Bahco: How did you get started?
Andreas: It was just a coincidence. I have none of it in my family or anything. I just liked to work with my hands and took a chance.
What was the first thing you made?
It was from a pine tree in metal workshop at school. We took the bark and used it to make a boat. After school, it was building the foundations to hold concrete.
Do you have a favourite project of period of time?
I’ve been doing this for 23 years and have always been doing stuff for other people. 4-5 years back I got my own house and that’s my favourite project. It’s an old house from the 1850s, so there’s always something to do. It’s a constant project.
So, have you completely renovated the house then?
No, because we’ve got the family project as well. Our two kids get all the focus right now. They’re five months old and three years old, so we’re just planning. We’ve done the roof and repainted, small things while we plan the bigger projects.
We’re making a small house on the outside as well with leftover materials. I started this using some windows I’d collected from another job and had lots of planks left from roof scaffolding.
What is the hardest project you have worked on?
The house is a challenge because it involves all my family and the other bits that come with all houses. It can be tough for the person you live with as well, when you work from seven in the morning to seven at night, so, that’s kind of difficult.
I did one project on my own after school. I was all alone for half a year out on an island. I was working on an old saw house I built for my uncle and rebuilding it into a workshop. It put a real demand on my knowledge. It started as a shed, but ended as a fully functional workshop for cars and boats.
“I had no internet on my cell phone, so I had to figure things out and ask other people in the business how to do things.”

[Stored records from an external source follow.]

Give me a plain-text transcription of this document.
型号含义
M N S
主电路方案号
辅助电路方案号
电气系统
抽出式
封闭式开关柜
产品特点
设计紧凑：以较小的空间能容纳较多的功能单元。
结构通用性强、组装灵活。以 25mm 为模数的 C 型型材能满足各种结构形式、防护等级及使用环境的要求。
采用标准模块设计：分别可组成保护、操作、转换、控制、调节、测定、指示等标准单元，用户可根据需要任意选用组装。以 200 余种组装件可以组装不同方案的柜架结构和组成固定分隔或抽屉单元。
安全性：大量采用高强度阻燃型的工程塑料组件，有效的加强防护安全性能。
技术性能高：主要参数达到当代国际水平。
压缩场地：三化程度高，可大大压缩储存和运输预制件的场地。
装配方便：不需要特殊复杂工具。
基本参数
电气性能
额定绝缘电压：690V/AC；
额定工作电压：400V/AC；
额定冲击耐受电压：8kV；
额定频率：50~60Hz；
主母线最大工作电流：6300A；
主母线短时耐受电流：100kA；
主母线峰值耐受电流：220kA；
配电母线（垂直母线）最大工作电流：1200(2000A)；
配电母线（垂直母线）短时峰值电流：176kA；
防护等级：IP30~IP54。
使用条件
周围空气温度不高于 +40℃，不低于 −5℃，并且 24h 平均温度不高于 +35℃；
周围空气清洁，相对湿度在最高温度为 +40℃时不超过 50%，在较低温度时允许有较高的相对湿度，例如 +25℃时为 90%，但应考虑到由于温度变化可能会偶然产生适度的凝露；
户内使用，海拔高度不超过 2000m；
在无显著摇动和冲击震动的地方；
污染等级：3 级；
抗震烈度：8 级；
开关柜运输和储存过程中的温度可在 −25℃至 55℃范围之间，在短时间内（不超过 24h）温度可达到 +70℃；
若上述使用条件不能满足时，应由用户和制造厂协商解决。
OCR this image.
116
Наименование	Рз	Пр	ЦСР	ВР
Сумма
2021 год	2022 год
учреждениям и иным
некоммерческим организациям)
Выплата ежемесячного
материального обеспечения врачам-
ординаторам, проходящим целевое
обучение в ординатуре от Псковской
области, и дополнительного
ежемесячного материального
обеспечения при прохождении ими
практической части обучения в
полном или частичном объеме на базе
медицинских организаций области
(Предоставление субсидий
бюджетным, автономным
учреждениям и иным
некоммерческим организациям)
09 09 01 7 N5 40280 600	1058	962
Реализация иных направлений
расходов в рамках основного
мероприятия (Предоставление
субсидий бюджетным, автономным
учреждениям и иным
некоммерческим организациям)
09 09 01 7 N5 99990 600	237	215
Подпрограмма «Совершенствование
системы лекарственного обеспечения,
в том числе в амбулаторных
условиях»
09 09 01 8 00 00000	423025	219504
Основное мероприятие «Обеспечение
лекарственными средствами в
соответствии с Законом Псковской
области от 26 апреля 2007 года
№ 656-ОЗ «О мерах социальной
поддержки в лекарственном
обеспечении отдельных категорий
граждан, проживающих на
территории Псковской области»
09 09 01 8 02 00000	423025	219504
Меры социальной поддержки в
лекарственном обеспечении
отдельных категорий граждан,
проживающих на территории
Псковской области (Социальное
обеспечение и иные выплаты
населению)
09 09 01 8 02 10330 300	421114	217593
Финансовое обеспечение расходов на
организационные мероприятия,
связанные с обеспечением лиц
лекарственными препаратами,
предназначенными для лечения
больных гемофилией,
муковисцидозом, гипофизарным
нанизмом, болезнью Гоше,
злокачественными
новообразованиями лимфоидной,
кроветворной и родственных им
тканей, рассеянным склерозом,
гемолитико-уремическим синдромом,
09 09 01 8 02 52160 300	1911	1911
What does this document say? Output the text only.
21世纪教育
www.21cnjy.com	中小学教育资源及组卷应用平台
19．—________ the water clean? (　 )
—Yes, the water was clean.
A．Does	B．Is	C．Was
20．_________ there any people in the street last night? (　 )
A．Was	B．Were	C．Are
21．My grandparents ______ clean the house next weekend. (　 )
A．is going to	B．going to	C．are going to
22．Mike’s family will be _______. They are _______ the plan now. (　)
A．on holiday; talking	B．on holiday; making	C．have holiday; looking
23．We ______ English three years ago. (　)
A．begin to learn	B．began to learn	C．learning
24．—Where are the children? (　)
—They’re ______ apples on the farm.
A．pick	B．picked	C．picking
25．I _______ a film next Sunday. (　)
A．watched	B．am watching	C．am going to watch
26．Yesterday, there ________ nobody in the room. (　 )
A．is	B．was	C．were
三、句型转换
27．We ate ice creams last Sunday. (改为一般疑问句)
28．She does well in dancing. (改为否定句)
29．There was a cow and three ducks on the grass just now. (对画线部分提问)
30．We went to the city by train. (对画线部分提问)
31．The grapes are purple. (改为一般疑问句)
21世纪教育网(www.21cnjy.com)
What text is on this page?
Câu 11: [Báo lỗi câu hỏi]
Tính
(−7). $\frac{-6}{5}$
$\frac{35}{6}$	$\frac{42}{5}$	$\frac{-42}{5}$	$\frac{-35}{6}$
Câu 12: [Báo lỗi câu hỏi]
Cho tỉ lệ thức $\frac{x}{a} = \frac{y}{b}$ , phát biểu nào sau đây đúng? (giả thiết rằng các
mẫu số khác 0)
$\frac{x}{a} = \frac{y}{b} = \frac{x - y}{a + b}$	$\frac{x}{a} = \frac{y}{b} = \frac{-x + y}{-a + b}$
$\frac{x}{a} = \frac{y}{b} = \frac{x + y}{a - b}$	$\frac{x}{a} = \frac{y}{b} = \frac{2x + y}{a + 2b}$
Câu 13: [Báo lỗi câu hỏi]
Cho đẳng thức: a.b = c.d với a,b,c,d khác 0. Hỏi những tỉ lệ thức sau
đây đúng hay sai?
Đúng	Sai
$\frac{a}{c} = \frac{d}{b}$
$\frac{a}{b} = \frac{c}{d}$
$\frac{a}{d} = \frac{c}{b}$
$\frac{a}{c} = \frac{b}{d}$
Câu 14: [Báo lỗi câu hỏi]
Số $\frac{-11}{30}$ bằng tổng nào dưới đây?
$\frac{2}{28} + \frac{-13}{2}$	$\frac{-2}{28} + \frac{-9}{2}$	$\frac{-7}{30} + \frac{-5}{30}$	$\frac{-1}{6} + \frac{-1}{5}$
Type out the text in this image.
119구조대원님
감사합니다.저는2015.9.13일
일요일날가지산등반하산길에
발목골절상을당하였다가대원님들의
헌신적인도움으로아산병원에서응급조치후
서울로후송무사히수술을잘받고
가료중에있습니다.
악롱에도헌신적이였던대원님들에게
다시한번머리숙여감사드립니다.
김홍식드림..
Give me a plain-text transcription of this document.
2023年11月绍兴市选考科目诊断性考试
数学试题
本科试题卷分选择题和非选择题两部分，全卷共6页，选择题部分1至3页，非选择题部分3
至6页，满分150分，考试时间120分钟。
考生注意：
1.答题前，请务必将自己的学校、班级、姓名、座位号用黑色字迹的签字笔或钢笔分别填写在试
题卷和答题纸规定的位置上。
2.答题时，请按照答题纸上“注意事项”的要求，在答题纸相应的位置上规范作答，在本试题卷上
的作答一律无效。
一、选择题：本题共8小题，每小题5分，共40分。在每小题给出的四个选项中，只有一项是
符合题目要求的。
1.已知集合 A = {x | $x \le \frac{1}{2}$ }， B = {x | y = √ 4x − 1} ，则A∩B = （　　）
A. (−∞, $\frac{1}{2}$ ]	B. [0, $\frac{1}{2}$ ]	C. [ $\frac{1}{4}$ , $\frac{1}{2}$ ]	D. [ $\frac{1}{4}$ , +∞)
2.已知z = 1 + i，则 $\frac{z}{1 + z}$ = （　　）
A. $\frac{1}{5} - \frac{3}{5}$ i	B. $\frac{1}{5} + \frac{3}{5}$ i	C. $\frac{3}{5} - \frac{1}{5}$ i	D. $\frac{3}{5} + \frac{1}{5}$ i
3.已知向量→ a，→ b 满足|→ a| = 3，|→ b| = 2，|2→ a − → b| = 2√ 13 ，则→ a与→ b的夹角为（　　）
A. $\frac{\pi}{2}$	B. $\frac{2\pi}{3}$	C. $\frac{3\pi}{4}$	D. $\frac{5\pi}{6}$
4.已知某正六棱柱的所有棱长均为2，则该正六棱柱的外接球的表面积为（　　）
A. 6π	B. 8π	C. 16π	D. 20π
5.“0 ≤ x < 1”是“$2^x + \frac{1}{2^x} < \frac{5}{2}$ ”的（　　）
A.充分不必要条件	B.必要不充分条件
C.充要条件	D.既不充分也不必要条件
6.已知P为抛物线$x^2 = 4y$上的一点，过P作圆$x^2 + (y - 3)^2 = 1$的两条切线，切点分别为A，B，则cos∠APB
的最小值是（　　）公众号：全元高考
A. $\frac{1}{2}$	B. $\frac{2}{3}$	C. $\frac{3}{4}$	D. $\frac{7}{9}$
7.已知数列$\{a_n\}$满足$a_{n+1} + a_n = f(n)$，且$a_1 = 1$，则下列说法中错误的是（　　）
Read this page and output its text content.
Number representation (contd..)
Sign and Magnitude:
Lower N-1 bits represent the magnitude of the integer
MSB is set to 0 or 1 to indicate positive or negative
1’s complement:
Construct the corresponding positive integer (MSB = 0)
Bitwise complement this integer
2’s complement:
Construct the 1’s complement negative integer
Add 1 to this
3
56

What about the largest project?
I’ve spent time on several big construction sites, but the latest one was a big school that was being renovated into a hotel. I was one of six carpenters employed by Skanska, and I worked on turning old bunkrooms into more hotel standard accommodation.
What is your favourite tool or piece of equipment?
The one I use most is the screwdriver, but the one I like to use and find the most flexible would be the Jig Saw. It’s a small handsaw that’s always easy to have with you. And of course the hammer. The hammer is a big one.
What motivates you to go to work every day?
It’s the variation. Of both the people and the jobs. No day is alike. Then, the impact and effect of the weather. It’s something you always have to have in mind.
Do you have any advice for the next generation of carpenters?
It’s not a technique for carpentry or the trade, but just to be open-minded and never feel like you have learned everything.
To be open to new things. When you can use your knowledge and use new things, the combination is fantastic.
"To hang in there with the early mornings—after 10 years it gets funny.”